The leaders of the Philippines’ biggest Muslim rebel group arrived in Manila on Sunday for a historic visit aimed at ending one of Asia’s longest and deadliest insurgencies.
Moro Islamic Liberation Front (MILF) chief Murad Ebrahim and other senior rebel figures emerged from their remote bases in the country’s south to oversee the signing of an accord on Monday that outlines a roadmap for peace by 2016.
The accord, announced by President Benigno Aquino a week ago, has won applause from foreign governments and the United Nations as a rare chance to end a rebellion that has killed about 150,000 people since the 1970s.
However rank-and-file soldiers of the 12,000-strong MILF, as well as the group’s leaders and independent security analysts, have warned that many obstacles could still derail the peace process.
Ebrahim, an ageing warrior in his 60s who has spent most of his life in the southern Philippine region of Mindanao, will be making his first official trip as MILF leader to Manila and his first visit to the presidential palace.
“We feel honoured to be welcomed in Manila, but I must stress this is just the beginning of the peace journey,” Ebrahim’s deputy for political affairs Ghazali Jaafar, who will be accompanying him, said.
Speaking by phone from the MILF’s southern headquarters before flying to Manila, Jaafar said Ebrahim “feels relieved” that the roadmap for peace would be signed after 15 years of negotiations.
In a statement shortly after Aquino’s announcement on the “framework agreement”, Ebrahim said the deal “lays down the firm foundations of a just and enduring peace formula”.
“The forging of the framework agreement, however, does not mean the end of the struggle for it ushers a new and more challenging stage,” he said.
Muslim rebel groups have been fighting for full independence or autonomy for four decades in Mindanao, which they consider their ancestral homeland from before Spanish Christians colonised the country in the 1500s.
The fighting has mired large parts of resource-rich Mindanao in poverty, and led to the proliferation of unlicensed guns and political warlords who battle over fiefdoms.
The estimated four million to nine million Muslims are now a minority on Mindanao after years of Catholic immigration, but they insist they should be allowed to govern on their own and control Mindanao, which has fertile farming lands.

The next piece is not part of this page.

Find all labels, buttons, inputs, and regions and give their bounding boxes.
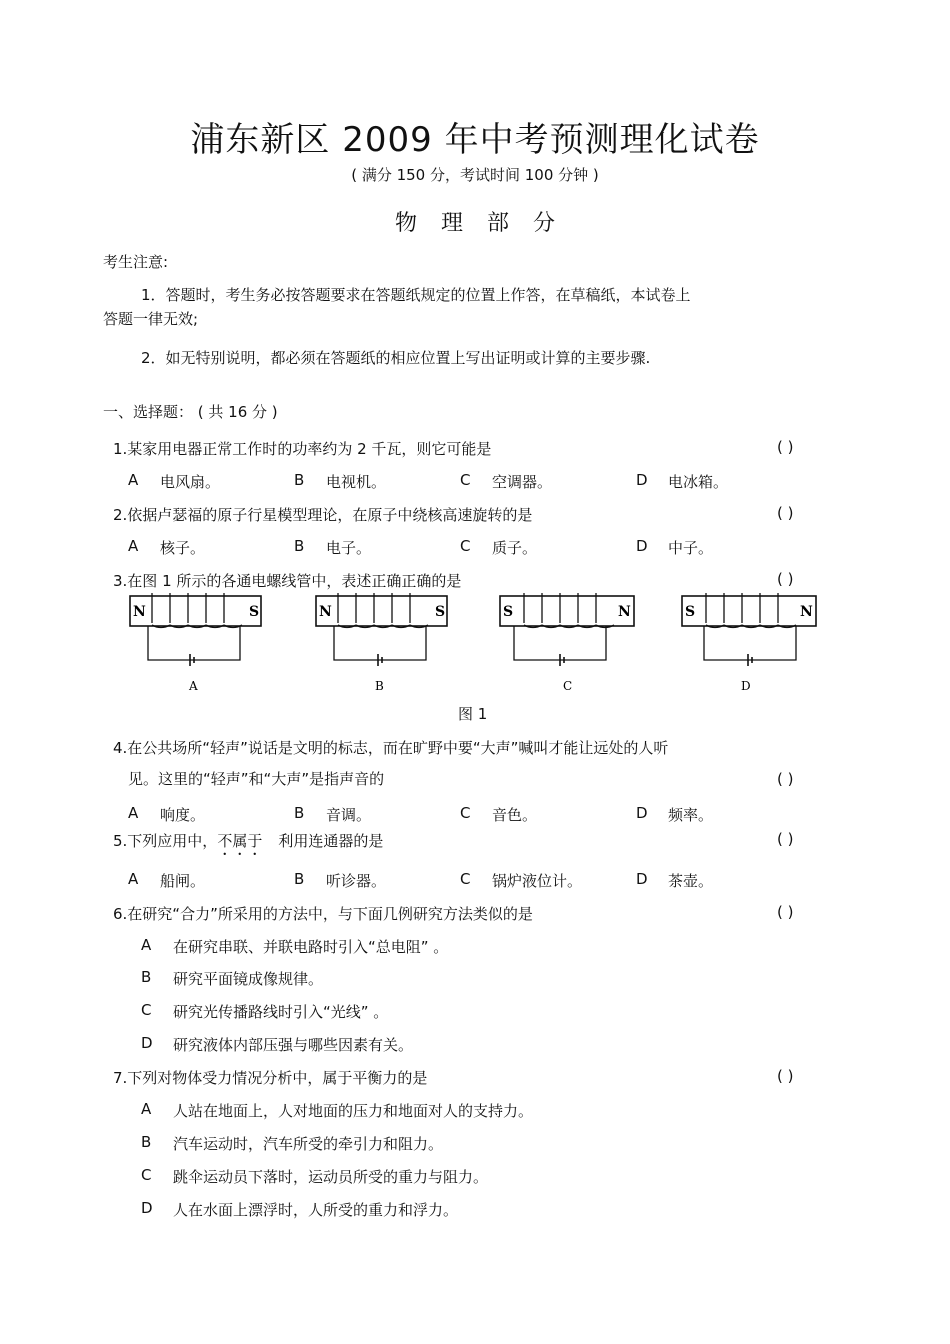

The MILF is the biggest and most important remaining rebel group, after the Moro National Liberation Front (MNLF) signed a peace pact with the government in 1996.
The peace deal with the MNLF led to the creation of an autonomous region that Aquino said was a “failed experiment” that led to corruption and even more poverty.
The document to be signed on Monday will outline plans to replace that autonomous region with a new one in which the MILF will hold significant power.
Under the framework, the MILF will drop its bid for independence in exchange for autonomy covering several areas on Mindanao island, the southern third of the mainly Catholic Philippines.
The autonomous government will manage its own taxes, as well as have a “just and equitable share” of revenues from natural resources.
Its forces would also be disarmed in stages, while the Philippine government will retain powers of defence, as well as foreign and monetary policies.
Muslim “Sharia” law will also apply in civil cases involving Muslims, but not criminal cases.
A transition panel made up of members from both sides is to draft a “basic law” covering the autonomous region to be passed by the nation’s parliament by 2015.
The people living in the proposed autonomous region would then need to ratify it in a plebiscite held before 2016 when Aquino is required by the constitution to stand down.
The peace negotiations, which gained momentum after Aquino and Ebrahim met for secret talks in Japan last year, have been held in Malaysia.
Malaysian Prime Minister Prime Minister Najib Razak and OIC secretary general Ekmeleddin Ihsanoglu will attend Monday’s signing of the peace pact.